Father was in the breakfast-room, in a wicker chair beside a huge fire, with a rug around his knees and his head slightly forward and staring straight in front of him just as he did when he was on the bench and hectoring a defendant. The stroke had spared his features and he looked so distinguished with his patrician face and his white hair perfectly groomed and his immaculate grey suit.
And I knocked on the table so that I wouldn’t startle him and I said, ‘It’s me, Father. It’s Grace.’
‘What’s that? Speak up!’
And I could hear old Bridie moving about the kitchen and I was afraid she’d hear me and come up and throw her arms around me before I’d have a chance to kiss him over and over again and say sorry and tell him how often I thought about him.
I moved round so that I was directly in front of him.
‘It’s Grace, Father.’
‘Yes? Yes?’
‘Grace – Gracie.’
‘Raise your voi
ce. You’re mumbling.’
‘Timmikins,’ I said – that’s what he used to call me when I was a child.
‘Who?’
‘Timmikins,’ I said again.
‘I know who it is,’ he said.
‘I came home to see you‚’ I said.
He gazed at me for a long, long time. And his mouth opened and shut but no sound came. And then finally and suddenly the words and the remembrance came together for him.

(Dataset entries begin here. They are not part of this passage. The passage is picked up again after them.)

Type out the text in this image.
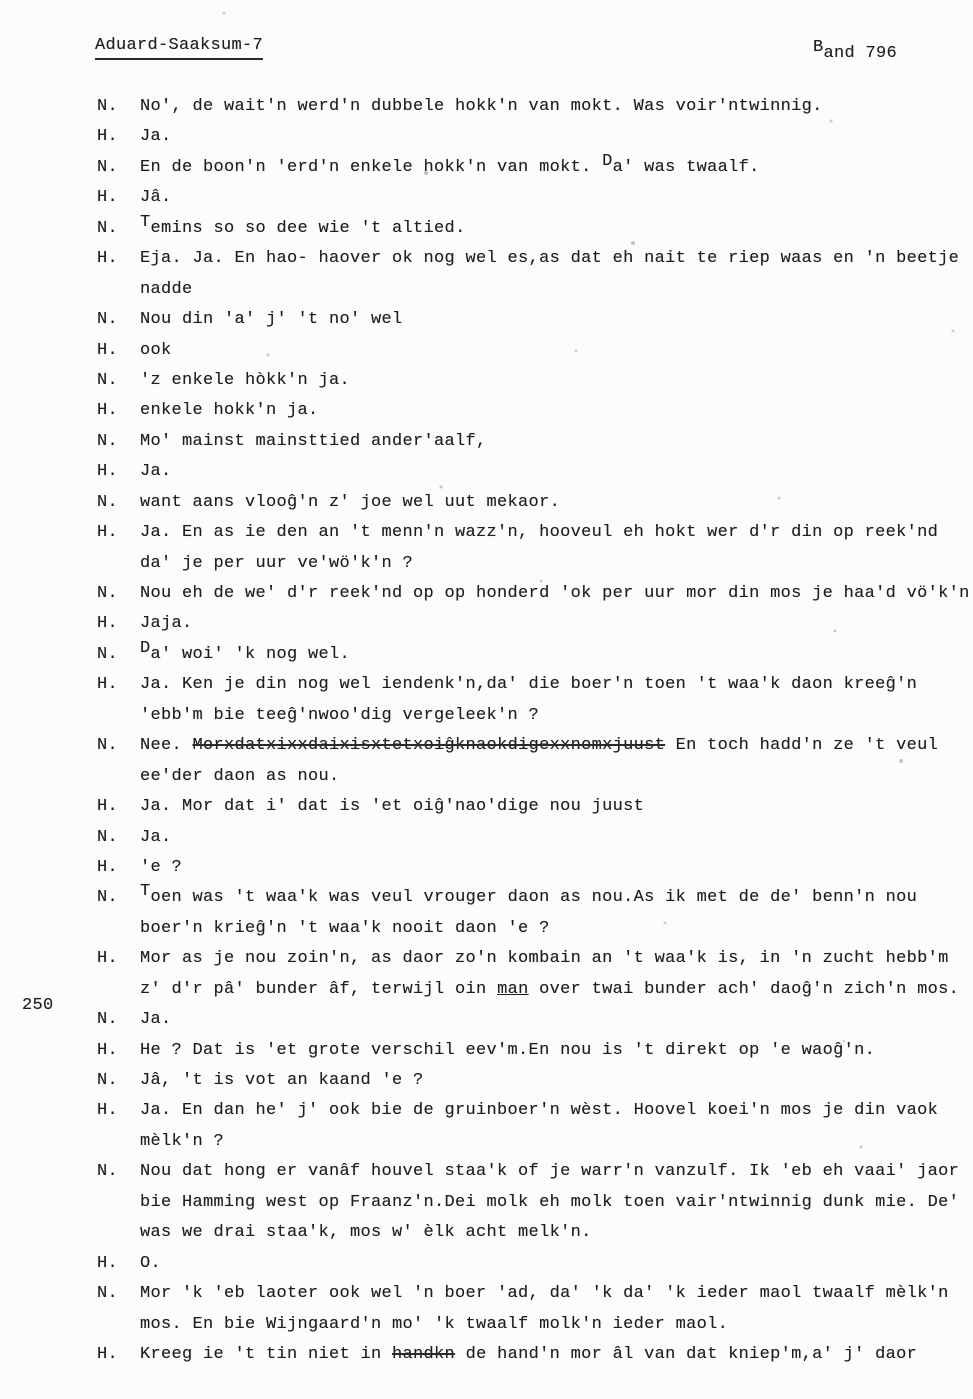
Aduard-Saaksum-7	Band 796
250
N.	No', de wait'n werd'n dubbele hokk'n van mokt. Was voir'ntwinnig.
H.	Ja.
N.	En de boon'n 'erd'n enkele hokk'n van mokt. Da' was twaalf.
H.	Jâ.
N.	Temins so so dee wie 't altied.
H.	Eja. Ja. En hao- haover ok nog wel es,as dat eh nait te riep waas en 'n beetje
nadde
N.	Nou din 'a' j' 't no' wel
H.	ook
N.	'z enkele hòkk'n ja.
H.	enkele hokk'n ja.
N.	Mo' mainst mainsttied ander'aalf,
H.	Ja.
N.	want aans vlooĝ'n z' joe wel uut mekaor.
H.	Ja. En as ie den an 't menn'n wazz'n, hooveul eh hokt wer d'r din op reek'nd
da' je per uur ve'wö'k'n ?
N.	Nou eh de we' d'r reek'nd op op honderd 'ok per uur mor din mos je haa'd vö'k'n
H.	Jaja.
N.	Da' woi' 'k nog wel.
H.	Ja. Ken je din nog wel iendenk'n,da' die boer'n toen 't waa'k daon kreeĝ'n
'ebb'm bie teeĝ'nwoo'dig vergeleek'n ?
N.	Nee. Morxdatxixxdaixisxtetxoiĝknaokdigexxnomxjuust En toch hadd'n ze 't veul
ee'der daon as nou.
H.	Ja. Mor dat i' dat is 'et oiĝ'nao'dige nou juust
N.	Ja.
H.	'e ?
N.	Toen was 't waa'k was veul vrouger daon as nou.As ik met de de' benn'n nou
boer'n krieĝ'n 't waa'k nooit daon 'e ?
H.	Mor as je nou zoin'n, as daor zo'n kombain an 't waa'k is, in 'n zucht hebb'm
z' d'r pâ' bunder âf, terwijl oin man over twai bunder ach' daoĝ'n zich'n mos.
N.	Ja.
H.	He ? Dat is 'et grote verschil eev'm.En nou is 't direkt op 'e waoĝ'n.
N.	Jâ, 't is vot an kaand 'e ?
H.	Ja. En dan he' j' ook bie de gruinboer'n wèst. Hoovel koei'n mos je din vaok
mèlk'n ?
N.	Nou dat hong er vanâf houvel staa'k of je warr'n vanzulf. Ik 'eb eh vaai' jaor
bie Hamming west op Fraanz'n.Dei molk eh molk toen vair'ntwinnig dunk mie. De'
was we drai staa'k, mos w' èlk acht melk'n.
H.	O.
N.	Mor 'k 'eb laoter ook wel 'n boer 'ad, da' 'k da' 'k ieder maol twaalf mèlk'n
mos. En bie Wijngaard'n mo' 'k twaalf molk'n ieder maol.
H.	Kreeg ie 't tin niet in handkn de hand'n mor âl van dat kniep'm,a' j' daor
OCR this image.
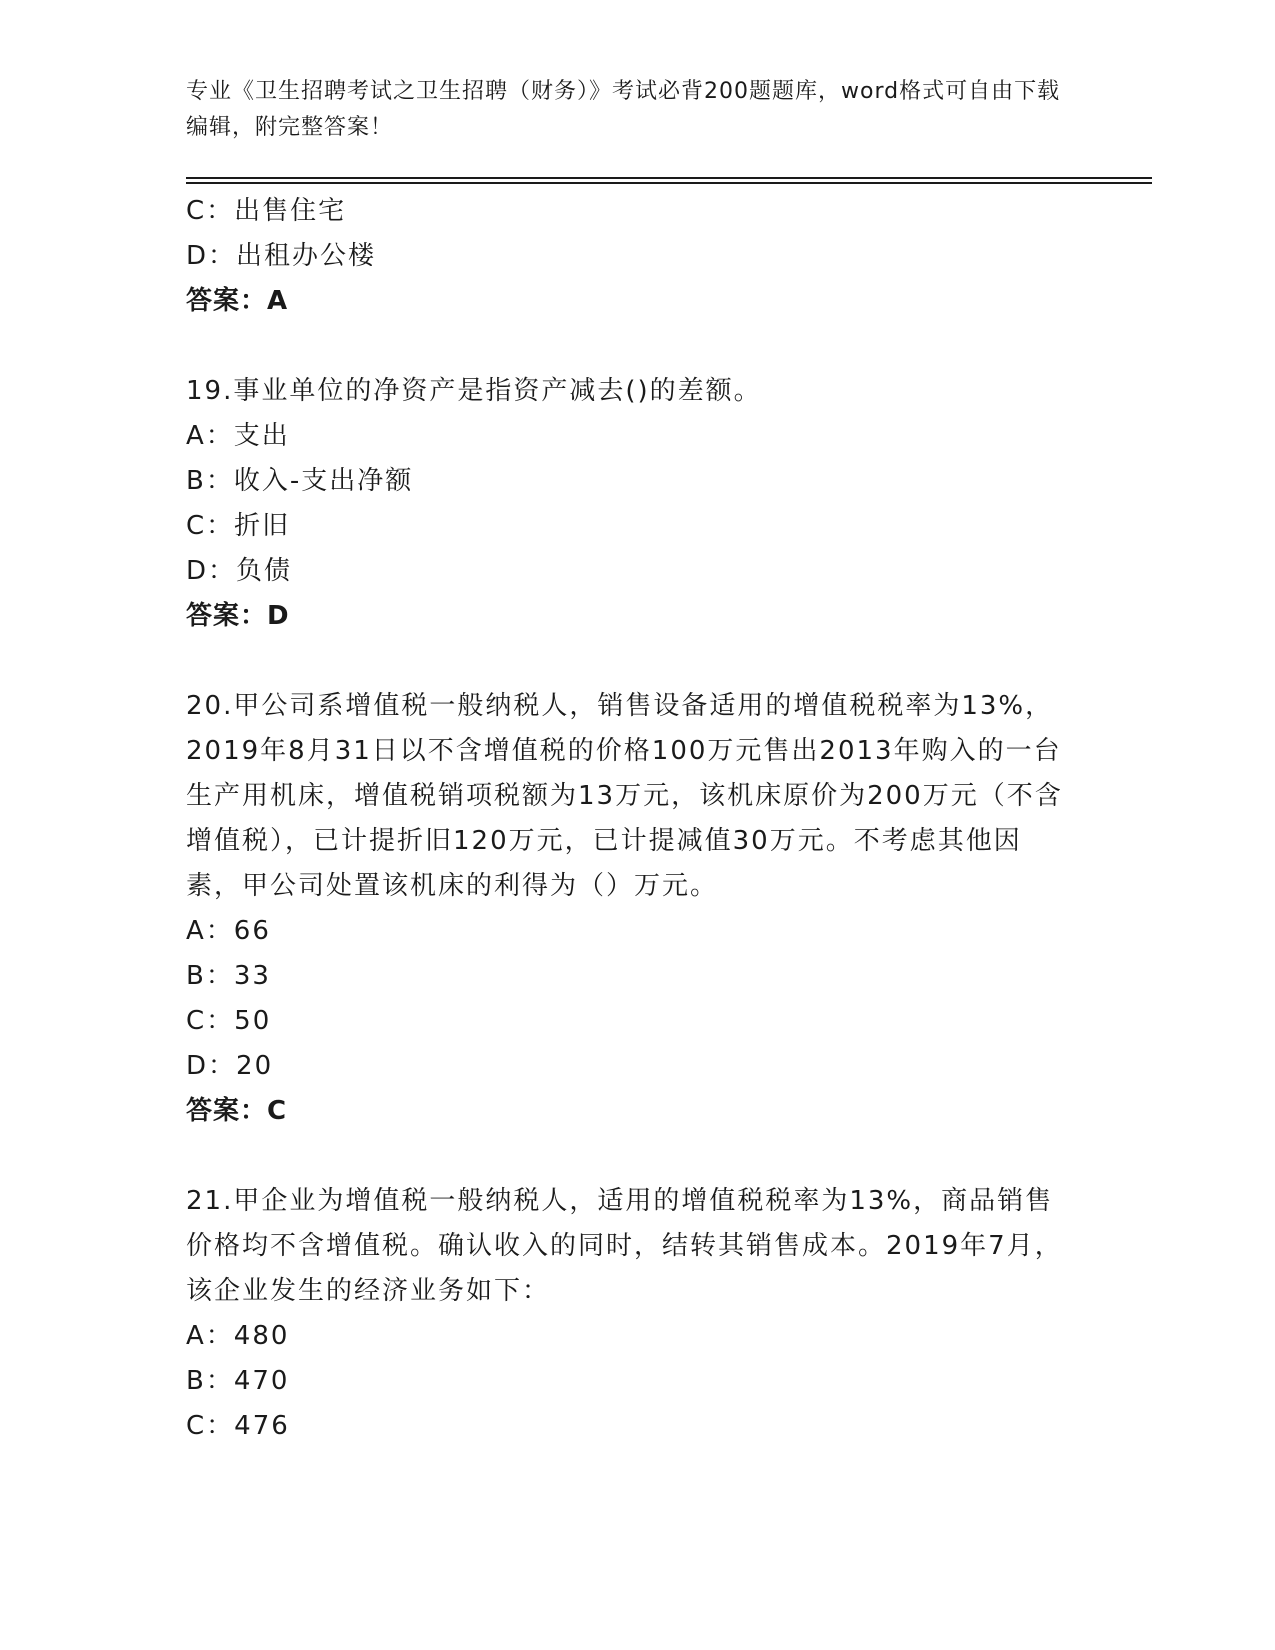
专业《卫生招聘考试之卫生招聘（财务）》考试必背200题题库，word格式可自由下载编辑，附完整答案！
C：出售住宅
D：出租办公楼
答案：A
19.事业单位的净资产是指资产减去()的差额。
A：支出
B：收入-支出净额
C：折旧
D：负债
答案：D
20.甲公司系增值税一般纳税人，销售设备适用的增值税税率为13%，2019年8月31日以不含增值税的价格100万元售出2013年购入的一台生产用机床，增值税销项税额为13万元，该机床原价为200万元（不含增值税），已计提折旧120万元，已计提减值30万元。不考虑其他因素，甲公司处置该机床的利得为（）万元。
A：66
B：33
C：50
D：20
答案：C
21.甲企业为增值税一般纳税人，适用的增值税税率为13%，商品销售价格均不含增值税。确认收入的同时，结转其销售成本。2019年7月，该企业发生的经济业务如下：
A：480
B：470
C：476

‘You ran off with the mountebank.’ And he wasn’t accusing – all he wanted was corroboration.
‘Frank and I got married‚’ I said.
‘Yes, you ran off with the mountebank just after you qualified. And you killed your mother – you know that. But I told her you’d be back. Six months, I said; give her six months and she’ll come crawling back.’
I was crouching in front of him and holding his cold hands and our faces so close that I could smell his breath.
‘Father,’ I said, ‘Father, listen –’
But words were now spilling out of him, not angry words but the tired formula words of the judge sentencing me to nine months in jail but suspending the sentence because he understood I came from a professional family with a long and worthy record of public service and hoping that I would soon regret and atone for the blemish I had brought on that family and on my own profession and threatening that if I ever appeared before him again he would have no option but to send me to jail and impose the maximum penalty et cetera, et cetera, et cetera.